According to the foundation, Oregon children have some of the worst oral health in the nation, and the number of children with untreated tooth decay has increased by 12 percent since the Tooth Taxi program started in 2008. Nearly 56 percent of children ages 6 to 8 have dental decay, and the number is significantly higher for low-income families.
The Tooth Taxi is a 38-foot motor home that has been customized into a high-tech dental office with two fully equipped operatory units that include digital X-rays.
With a full-time dentist and staff, the Tooth Tax visits schools throughout Oregon to treat uninsured and underserved children with limited access to dental care. It is scheduled to return to the district in February.
The Tooth Taxi stays at a school for up to a week at a time, providing comprehensive and preventive care to children. The second dental chair provides a platform for local dental professionals to volunteer in their communities.
“We do screenings, categorize the kids and start with the worst cases first,” said Becca Jordan, a dental assistant with the program. After screening students, students may receive fillings, stainless steal crowns, extractions, sealants and cleanings.
Many of the students she sees are insured by the Oregon Health Plan, Jordan said, but they don’t have dentists accepting patients available locally or parents have to work and cannot take their children to the dentist.
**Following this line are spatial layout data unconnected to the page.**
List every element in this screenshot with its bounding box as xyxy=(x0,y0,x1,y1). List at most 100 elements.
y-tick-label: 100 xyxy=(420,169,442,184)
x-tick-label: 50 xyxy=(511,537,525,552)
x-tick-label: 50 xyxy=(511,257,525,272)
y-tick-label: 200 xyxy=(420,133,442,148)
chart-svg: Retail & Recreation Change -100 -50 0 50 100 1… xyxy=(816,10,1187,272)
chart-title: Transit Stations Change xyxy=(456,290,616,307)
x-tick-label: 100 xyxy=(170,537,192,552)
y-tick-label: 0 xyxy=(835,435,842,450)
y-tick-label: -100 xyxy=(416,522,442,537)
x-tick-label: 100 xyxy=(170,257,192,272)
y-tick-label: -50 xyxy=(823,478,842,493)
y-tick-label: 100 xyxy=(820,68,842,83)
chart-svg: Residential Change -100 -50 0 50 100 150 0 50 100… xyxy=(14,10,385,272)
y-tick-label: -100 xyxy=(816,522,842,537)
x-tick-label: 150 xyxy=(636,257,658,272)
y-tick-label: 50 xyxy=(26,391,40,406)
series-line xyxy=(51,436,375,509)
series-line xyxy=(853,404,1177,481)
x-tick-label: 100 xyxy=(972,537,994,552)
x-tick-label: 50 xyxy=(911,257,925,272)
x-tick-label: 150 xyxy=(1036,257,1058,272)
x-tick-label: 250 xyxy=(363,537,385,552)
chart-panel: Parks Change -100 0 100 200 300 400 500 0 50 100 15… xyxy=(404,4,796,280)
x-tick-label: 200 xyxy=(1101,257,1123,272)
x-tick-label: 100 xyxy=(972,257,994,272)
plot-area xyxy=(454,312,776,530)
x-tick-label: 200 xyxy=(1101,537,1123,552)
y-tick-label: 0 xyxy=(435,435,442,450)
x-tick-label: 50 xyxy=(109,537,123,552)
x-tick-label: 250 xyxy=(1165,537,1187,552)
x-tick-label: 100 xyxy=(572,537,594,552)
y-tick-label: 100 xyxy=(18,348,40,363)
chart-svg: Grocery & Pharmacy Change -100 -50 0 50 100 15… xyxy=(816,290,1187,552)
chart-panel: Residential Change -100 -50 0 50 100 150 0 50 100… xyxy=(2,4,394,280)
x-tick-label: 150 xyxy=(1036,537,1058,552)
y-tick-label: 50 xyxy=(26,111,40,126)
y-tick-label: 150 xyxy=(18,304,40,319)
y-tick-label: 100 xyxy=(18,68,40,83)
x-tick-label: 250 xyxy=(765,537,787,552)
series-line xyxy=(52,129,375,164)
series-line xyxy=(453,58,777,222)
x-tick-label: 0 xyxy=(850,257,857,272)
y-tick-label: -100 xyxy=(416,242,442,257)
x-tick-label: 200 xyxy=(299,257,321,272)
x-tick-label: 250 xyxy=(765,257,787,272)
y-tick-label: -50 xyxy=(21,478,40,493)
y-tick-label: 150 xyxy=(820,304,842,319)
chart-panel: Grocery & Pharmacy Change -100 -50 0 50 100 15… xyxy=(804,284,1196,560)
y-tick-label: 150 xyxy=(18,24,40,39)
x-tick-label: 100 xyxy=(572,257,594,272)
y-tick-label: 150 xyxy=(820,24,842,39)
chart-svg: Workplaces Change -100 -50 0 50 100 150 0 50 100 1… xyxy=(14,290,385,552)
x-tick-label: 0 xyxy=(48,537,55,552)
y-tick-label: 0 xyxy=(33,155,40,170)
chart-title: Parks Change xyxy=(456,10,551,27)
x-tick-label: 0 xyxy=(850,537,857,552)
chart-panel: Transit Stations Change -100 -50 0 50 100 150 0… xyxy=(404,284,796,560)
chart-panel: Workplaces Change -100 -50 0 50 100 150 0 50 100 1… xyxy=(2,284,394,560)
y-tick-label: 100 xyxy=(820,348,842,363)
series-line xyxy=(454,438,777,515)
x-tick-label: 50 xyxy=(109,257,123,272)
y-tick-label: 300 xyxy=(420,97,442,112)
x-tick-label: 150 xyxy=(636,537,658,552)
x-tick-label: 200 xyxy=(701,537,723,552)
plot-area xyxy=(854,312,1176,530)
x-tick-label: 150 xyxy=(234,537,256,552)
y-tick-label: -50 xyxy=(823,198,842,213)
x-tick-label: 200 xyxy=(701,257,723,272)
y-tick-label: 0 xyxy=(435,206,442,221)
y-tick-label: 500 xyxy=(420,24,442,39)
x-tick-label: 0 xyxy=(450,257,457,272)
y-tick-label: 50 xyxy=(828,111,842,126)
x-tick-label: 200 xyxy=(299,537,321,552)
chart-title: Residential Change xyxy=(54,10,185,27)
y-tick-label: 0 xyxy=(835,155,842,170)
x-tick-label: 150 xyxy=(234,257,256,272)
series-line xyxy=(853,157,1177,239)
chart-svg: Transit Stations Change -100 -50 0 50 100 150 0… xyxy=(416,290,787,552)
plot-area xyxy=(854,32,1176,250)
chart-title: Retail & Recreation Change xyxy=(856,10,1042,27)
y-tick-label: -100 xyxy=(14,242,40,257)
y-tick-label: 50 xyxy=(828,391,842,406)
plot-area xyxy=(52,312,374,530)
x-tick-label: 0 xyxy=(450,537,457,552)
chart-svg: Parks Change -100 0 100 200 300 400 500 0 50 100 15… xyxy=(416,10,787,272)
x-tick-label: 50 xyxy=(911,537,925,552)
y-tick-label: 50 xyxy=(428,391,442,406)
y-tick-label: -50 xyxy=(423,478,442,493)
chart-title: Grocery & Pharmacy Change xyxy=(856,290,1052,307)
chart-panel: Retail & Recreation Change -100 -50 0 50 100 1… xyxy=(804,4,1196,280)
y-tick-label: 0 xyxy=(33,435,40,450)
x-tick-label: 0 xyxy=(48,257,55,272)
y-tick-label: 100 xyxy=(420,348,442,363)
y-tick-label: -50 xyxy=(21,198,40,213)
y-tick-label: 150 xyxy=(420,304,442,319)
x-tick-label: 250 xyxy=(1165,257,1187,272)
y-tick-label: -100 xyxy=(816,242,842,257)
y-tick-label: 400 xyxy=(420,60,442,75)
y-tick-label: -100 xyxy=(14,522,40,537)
“There’s just not enough providers,” Jordan said.
Bruce Austin of Corvallis was the volunteer dentist last week. Normally, he said, he works on international medical teams.
He does part-time dentistry and massage and teaches at Chemeketa Community College part time when he’s not volunteering.
He has never served in a private practice, he said.
“It bugs me there aren’t more affordable private practices. We’re doing what we can to get care to the people who need it.”
He regularly volunteers at the Boys and Girls Club in Albany, he said. There he treats people who have no insurance. One day a week, volunteers do extractions on adults, and in the 2½ years he’s been doing it, there hasn’t been a day that wasn’t full.
When the Tooth Taxi returns in February, it will be open to all district students, said Catherine Johnson, a dental assistant. The schools send papers home with students for parents. Parents who want their children seen should fill out the paperwork and return it to the schools.
For more information, parents can contact district Health Services Coordinator Heidi Lewis at (541) 367-7114.
The Tooth Taxi is a partnership of the Oregon Education Association Choice Trust and the Dental Foundation of Oregon, the charitable arm of the Oregon Dental Association. It is funded by many of Oregon’s leading foundations, corporations and individuals.